27 września 2010, 16:16 / poniedziałek
Nareszcie ktoś go powołał. Bardzo lubię Huberta i darze szacunkiem dlatego się cieszę, że ktoś z kadry w końcu docenił jego grę z ostatnich 2 lat. Gratulacje Hubert i oby to nie był epizod
27 września 2010, 16:17 / poniedziałek
Brawo dla huberta należało mu się naprawde ostatnio grał bardzo dobrze.Teraz tylko mam na dzieje że nie pójdzie ślady trałki i nie odejdzie z lechii do lepszego klubu
27 września 2010, 16:19 / poniedziałek
toc nie ma lepszzego klubu w Polsce tylko lepiej płacące
27 września 2010, 16:21 / poniedziałek
wlasnie 2 minuty temu przeczytalem o tym co bardzo cieszy bo lechia teraz gra bardzo dobrze i wrescie ktos zauwazyl tych zawodnikow. Jesli dadza mu nowy kontrakt to zostanie napewno a lechi sama robi sie coraz lepsza i coraz lepszy i wiekszy klub co pokazuje ranking klubow ekstraklsy gdzie lechia jest na 3 miejscu
dla zainteresowanych
odnośnik
27 września 2010, 16:32 / poniedziałek
Gratulacje!
27 września 2010, 16:39 / poniedziałek
Najgorsze ze kontrakt mu się kończy ,żeby nie było podobnej sytuacji jak z Trałką ...

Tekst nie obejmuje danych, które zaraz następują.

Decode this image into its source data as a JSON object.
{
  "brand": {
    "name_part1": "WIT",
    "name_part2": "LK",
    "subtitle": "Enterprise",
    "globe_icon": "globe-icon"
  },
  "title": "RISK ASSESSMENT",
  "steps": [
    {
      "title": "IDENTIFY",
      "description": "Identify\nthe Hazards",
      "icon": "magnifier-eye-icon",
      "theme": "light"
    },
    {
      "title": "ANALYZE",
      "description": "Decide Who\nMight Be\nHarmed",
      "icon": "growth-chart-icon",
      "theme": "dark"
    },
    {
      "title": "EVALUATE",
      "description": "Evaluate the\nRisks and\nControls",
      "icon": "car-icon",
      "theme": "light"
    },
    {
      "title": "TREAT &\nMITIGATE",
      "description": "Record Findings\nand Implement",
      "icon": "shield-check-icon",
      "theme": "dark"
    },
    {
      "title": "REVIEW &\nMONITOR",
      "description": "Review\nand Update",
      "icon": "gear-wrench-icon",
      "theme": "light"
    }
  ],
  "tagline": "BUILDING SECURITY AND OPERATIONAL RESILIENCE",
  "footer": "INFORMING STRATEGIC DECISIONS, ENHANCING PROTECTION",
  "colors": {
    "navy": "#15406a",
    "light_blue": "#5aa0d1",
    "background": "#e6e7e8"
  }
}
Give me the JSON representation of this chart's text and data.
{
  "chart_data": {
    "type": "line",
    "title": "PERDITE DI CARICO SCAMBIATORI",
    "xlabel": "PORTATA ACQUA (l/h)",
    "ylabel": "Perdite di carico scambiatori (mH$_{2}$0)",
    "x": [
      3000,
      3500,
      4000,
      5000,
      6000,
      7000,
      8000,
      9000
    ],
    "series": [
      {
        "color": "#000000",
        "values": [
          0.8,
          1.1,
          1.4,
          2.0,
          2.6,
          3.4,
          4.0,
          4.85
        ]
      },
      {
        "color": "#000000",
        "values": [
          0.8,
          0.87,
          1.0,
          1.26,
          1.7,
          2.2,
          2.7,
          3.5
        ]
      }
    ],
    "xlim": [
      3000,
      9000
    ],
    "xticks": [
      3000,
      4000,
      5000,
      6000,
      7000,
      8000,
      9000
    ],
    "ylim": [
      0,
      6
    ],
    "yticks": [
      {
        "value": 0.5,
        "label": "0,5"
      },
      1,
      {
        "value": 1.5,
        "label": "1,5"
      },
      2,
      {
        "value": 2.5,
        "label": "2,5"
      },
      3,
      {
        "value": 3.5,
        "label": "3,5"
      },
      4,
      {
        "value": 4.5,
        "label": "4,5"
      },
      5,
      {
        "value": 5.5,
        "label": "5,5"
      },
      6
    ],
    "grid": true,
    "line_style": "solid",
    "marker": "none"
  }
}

Ale oczywiscie Hubert jak najbardziej zasłużył sobie ,jest ulubieńcem Gdańskich Trybun ,oby mu się powiodło .
27 września 2010, 16:40 / poniedziałek
Nareszcie! Oby to był również chociaż zwiastun przełomu w ,,polskiej myśli szkoleniowej'' tj. wkrętu, że stoper to koniecznie musi być duży wykopywacz.. Tak czy siak, brawo Hubert!
27 września 2010, 16:43 / poniedziałek
Mimo wszystko Franek Smuda trochę się miota :) na jaką pozycję powołał Huberta? Środek obrony? Toż on nawet teraz nie gra w swoim klubie na tej pozycji.

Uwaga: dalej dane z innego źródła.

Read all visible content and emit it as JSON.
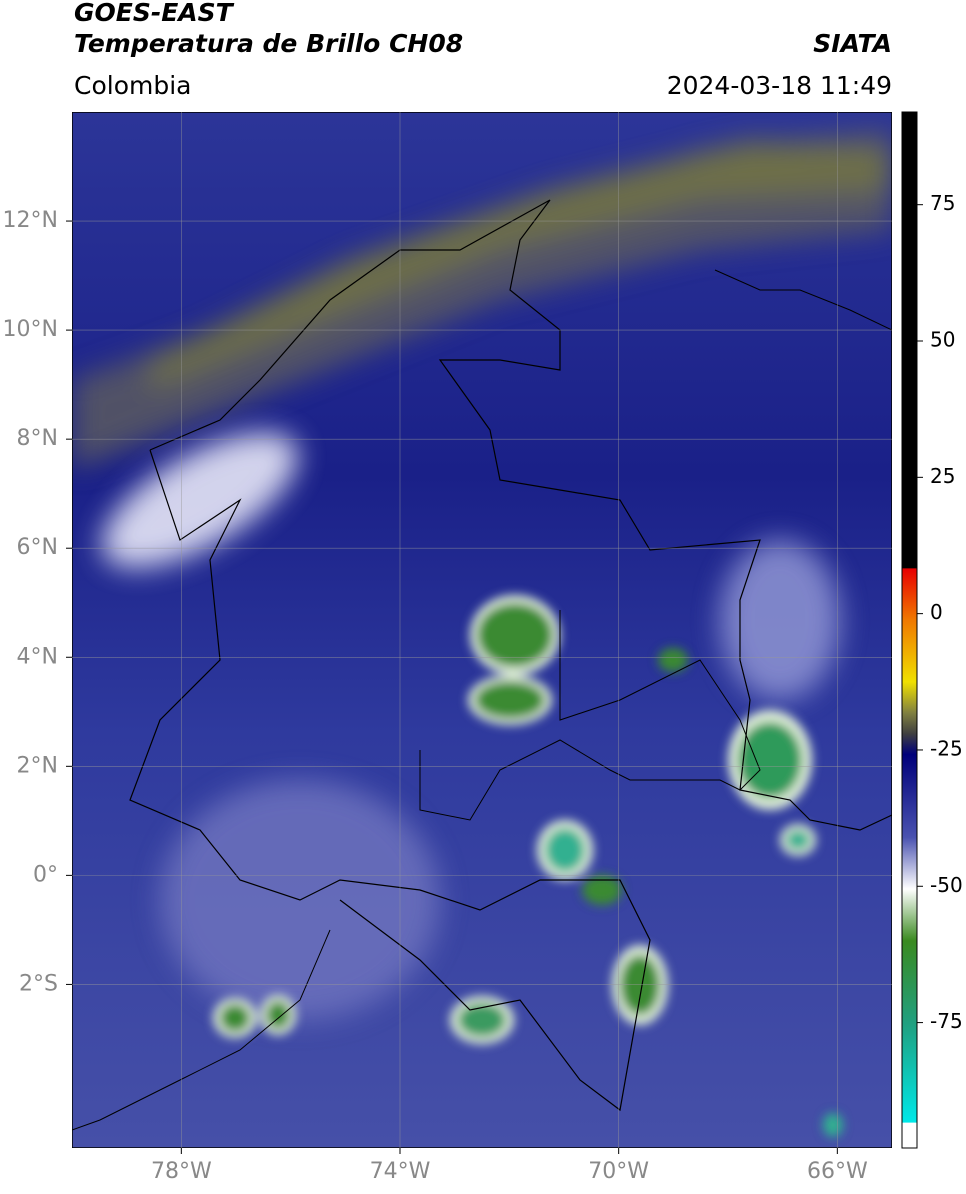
{
  "header": {
    "title": "GOES-EAST",
    "subtitle": "Temperatura de Brillo CH08",
    "source": "SIATA",
    "region": "Colombia",
    "datetime": "2024-03-18 11:49"
  },
  "map": {
    "xlim": [
      -80,
      -65
    ],
    "ylim": [
      -5,
      14
    ],
    "xticks": [
      {
        "value": -78,
        "label": "78°W"
      },
      {
        "value": -74,
        "label": "74°W"
      },
      {
        "value": -70,
        "label": "70°W"
      },
      {
        "value": -66,
        "label": "66°W"
      }
    ],
    "yticks": [
      {
        "value": 12,
        "label": "12°N"
      },
      {
        "value": 10,
        "label": "10°N"
      },
      {
        "value": 8,
        "label": "8°N"
      },
      {
        "value": 6,
        "label": "6°N"
      },
      {
        "value": 4,
        "label": "4°N"
      },
      {
        "value": 2,
        "label": "2°N"
      },
      {
        "value": 0,
        "label": "0°"
      },
      {
        "value": -2,
        "label": "2°S"
      }
    ],
    "grid": true
  },
  "colorbar": {
    "lim": [
      -98,
      92
    ],
    "ticks": [
      75,
      50,
      25,
      0,
      -25,
      -50,
      -75
    ]
  }
}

Ale nieważne, ważne, aby się pokazał w kadrze z dobrej strony i zadomowił :)
27 września 2010, 16:43 / poniedziałek
Gratulacjie i dwie rady dla Ciebie Hubert:
-nie chlej
-uważaj na koale bo to konfident

powodzenia
27 września 2010, 16:49 / poniedziałek
Brawo! Nareszcie chciałoby się rzec...byle jeszcze u nas został...
27 września 2010, 16:59 / poniedziałek
Gratulacje Hubert!!!!!!!!!!!!!!!!!!!!!!! Pokaż im jak się czyści tyły:D
27 września 2010, 17:18 / poniedziałek
27 września 2010, 17:31 / poniedziałek
SUPER HUBERT SUPER HUBERT AJEAOOO!
27 września 2010, 17:38 / poniedziałek
27 września 2010, 17:39 / poniedziałek
Smuda chciał go powołąć już wczesniej ale przez utratę miejsca w podstawowym składzie LECHII to powołanie zostało opózinione ale co sie odwlecze to nie uciecze
GRATULACJE i powodzenia w podboju Stanów Zjednoczonych
27 września 2010, 17:56 / poniedziałek
JEszcze Bączka by powołał
27 września 2010, 18:06 / poniedziałek
Wiadomo, "Koala" załatwił u Smudy powołanie ;) A tak na poważnie to gratulacje Hubert !!!

carlic, Smuda powołałby Huberta wcześniej, gdyby 4 lata temu nie "odpalił" Go w Amice. Później nie wiedząc, o kogo chodzi jeździł oglądać młodego, zdolnego chłopaka z Lechii, jako potencjalne wzmocnienie Amiki Poznań. Kiedy zorientował się, że tym chłopakiem jest Hubert, aby uniknąć kompromitacji własnej osoby zapomniał o nim na lata.
27 września 2010, 18:11 / poniedziałek
Na nieszczescie Huberta bylo tak jak mowi kiko...
27 września 2010, 19:03 / poniedziałek
Wartość takiego piłkarza może z dnia na dzień wzrosnąć dwukrotnie, gdyby Hubert zadomowił się w kadrze i jeśli będzie za wszelką cenę walczył o swój dalszy rozwój to może zajść naprawdę daleko.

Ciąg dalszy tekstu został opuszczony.